«Я обратил его внимание, – пишет Я. Жданов, – что данная церковь находится в центре села, в окружении зданий, занимаемых советскими учреждениями, вид ее невзрачный, с момента открытия в 1941 году совершенно не ремонтировалась, штукатурка на наружных стенах обвалилась, крыша протекает и здание церкви подвергается разрушению, а поэтому райисполком вправе потребовать, согласно договора, не только побелки церкви, но и полного ее ремонта…», а невыполнение пункта договора «может повлечь за собой его расторжение». И владыка Лука не смел сказать советскому чиновнику, что церковное здание находится в бедственном состоянии по вине именно власти, которая отобрала церковь у верующих, но не тратила средств на ее содержание. Когда же в годы немецкой оккупации церковь открыли, то у людей не было возможности заняться ее ремонтом. Владыка говорил лишь о бедности приходской общины, о том, что священник и псаломщик этой церкви просто голодают и средств на ремонт нет. «На это я ему еще раз разъяснил о взятых на себя обязательствах верующими при заключении договора с райисполкомом…» – с удовлетворением заключил уполномоченный (155, с. 51). В октябре 1950 года Жданов сообщал: «Ряд церквей по области давно бы прекратили свою деятельность, если бы архиепископ Лука их не поддерживал материально за счет епархиальных средств, как то: по ремонту, по содержанию священников и т. д., таких церквей до десятка…» (155, с. 95).

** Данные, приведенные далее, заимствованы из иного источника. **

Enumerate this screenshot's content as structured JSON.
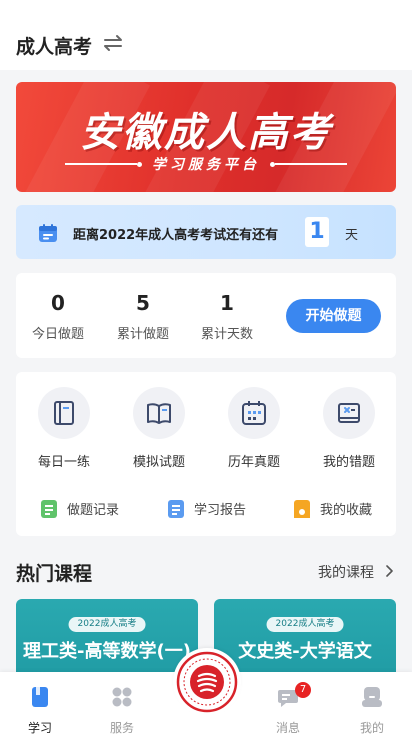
{
  "header": {
    "title": "成人高考"
  },
  "banner": {
    "title": "安徽成人高考",
    "subtitle": "学习服务平台"
  },
  "countdown": {
    "text": "距离2022年成人高考考试还有还有",
    "days": "1",
    "unit": "天"
  },
  "stats": {
    "items": [
      {
        "value": "0",
        "label": "今日做题"
      },
      {
        "value": "5",
        "label": "累计做题"
      },
      {
        "value": "1",
        "label": "累计天数"
      }
    ],
    "start_label": "开始做题"
  },
  "menu": {
    "items": [
      {
        "label": "每日一练",
        "icon": "notebook-icon"
      },
      {
        "label": "模拟试题",
        "icon": "open-book-icon"
      },
      {
        "label": "历年真题",
        "icon": "calendar-icon"
      },
      {
        "label": "我的错题",
        "icon": "wrong-answer-icon"
      }
    ],
    "sub_items": [
      {
        "label": "做题记录",
        "icon": "record-icon",
        "color": "#5fc36a"
      },
      {
        "label": "学习报告",
        "icon": "report-icon",
        "color": "#5b9bf0"
      },
      {
        "label": "我的收藏",
        "icon": "bookmark-icon",
        "color": "#f5a623"
      }
    ]
  },
  "courses": {
    "title": "热门课程",
    "my_courses": "我的课程",
    "items": [
      {
        "tag": "2022成人高考",
        "name": "理工类-高等数学(一)"
      },
      {
        "tag": "2022成人高考",
        "name": "文史类-大学语文"
      }
    ]
  },
  "tabbar": {
    "items": [
      {
        "label": "学习",
        "active": true
      },
      {
        "label": "服务",
        "active": false
      },
      {
        "label": "消息",
        "active": false,
        "badge": "7"
      },
      {
        "label": "我的",
        "active": false
      }
    ]
  },
  "colors": {
    "accent": "#3a87f0",
    "banner_red": "#e0302b",
    "badge": "#e82323",
    "course_teal": "#2aa9b0"
  }
}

Стоит отметить, что архиепископ не лицемерил с чиновником, говорил в глаза Я. Жданову: «При моем предшественнике в Крыму было более 60 церквей, когда я прибыл в Крым, принял 58 церквей, а сейчас осталась 51, а через пару лет останется 40 или еще меньше… вы, коммунисты, ведете к тому, чтобы церкви и религиозность среди населения свести на нет, а новых церквей не разрешаете открывать, хотя население их желает иметь… Поэтому вас, коммунистов, и ругают везде за границей, что в СССР гонение и преследование Церкви… я 11 лет пробыл в тюрьмах, в ссылках, и никакого мне обвинения не предъявлялось». «Мои замечания и разъяснения о неправильном его суждении, – осторожно объясняет уполномоченный, – убедить его не могли» (155, с. 88). Бороться в открытую было не только бесполезно, но и вредно для церковного дела. И приходилось архиерею приглашать своего уполномоченного на именины, угощать, уговаривать – словом, проявлять гибкость в отношениях с властью.

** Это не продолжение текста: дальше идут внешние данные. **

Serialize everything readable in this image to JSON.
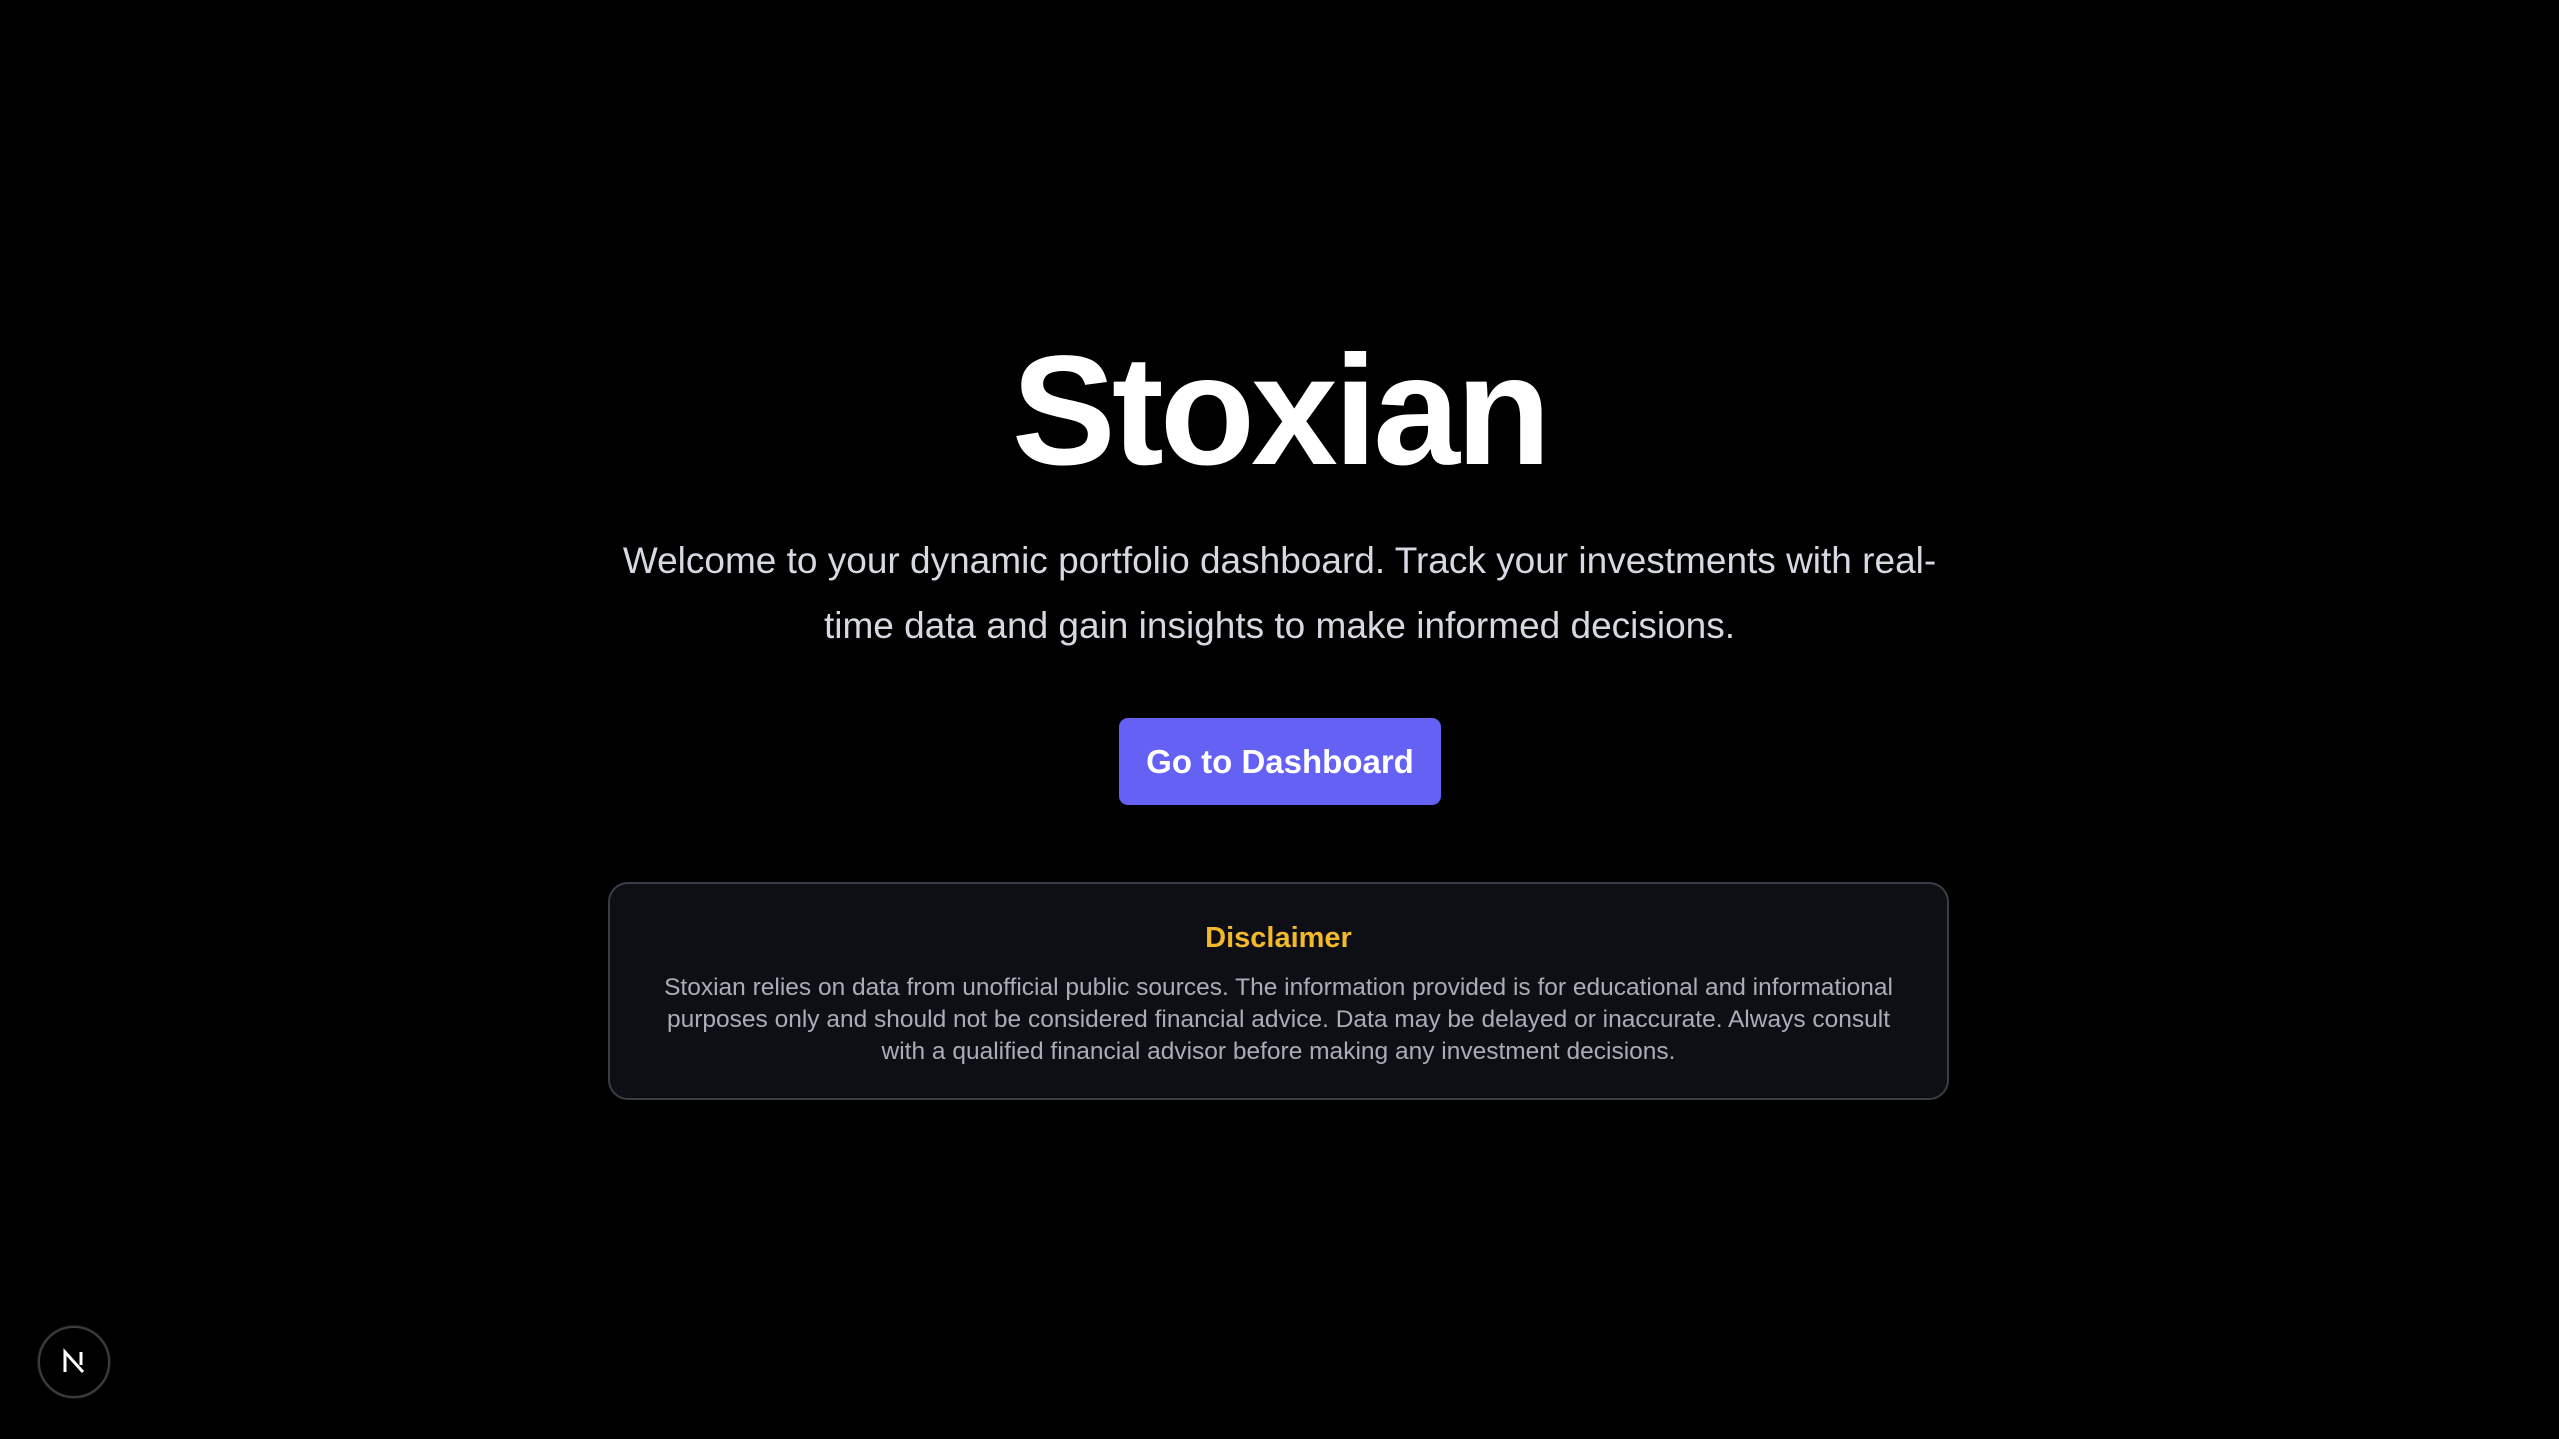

Нелегко было и с паствой. Многие были запуганы жестокими преследованиями верующих. Например, на квартире владыки Луки в октябре 1946 года его знакомые музыканты устроили концерт камерной музыки в честь полученной им Сталинской премии. Через несколько дней одного из музыкантов уволили из филармонии, другому комитет комсомола филармонии объявил строгий выговор. Известны были случаи, когда певчих церковного хора увольняли за это из государственных организаций; со школьниками учителя вели строгие беседы, требуя снять с шеи крестик, а родителям запрещали пускать детей в церковь. Я. Жданов указал владыке Луке, что в одном из сел священник «окрестил сразу 17 детей, в том числе и ребенка члена партии. Луке я заметил, что уже не раз обращал внимание его и священников о недопущении массовых крещений на дому… Архиепископ Лука мне заявил, что с этим не согласен…» (155, с. 31, 84, 106).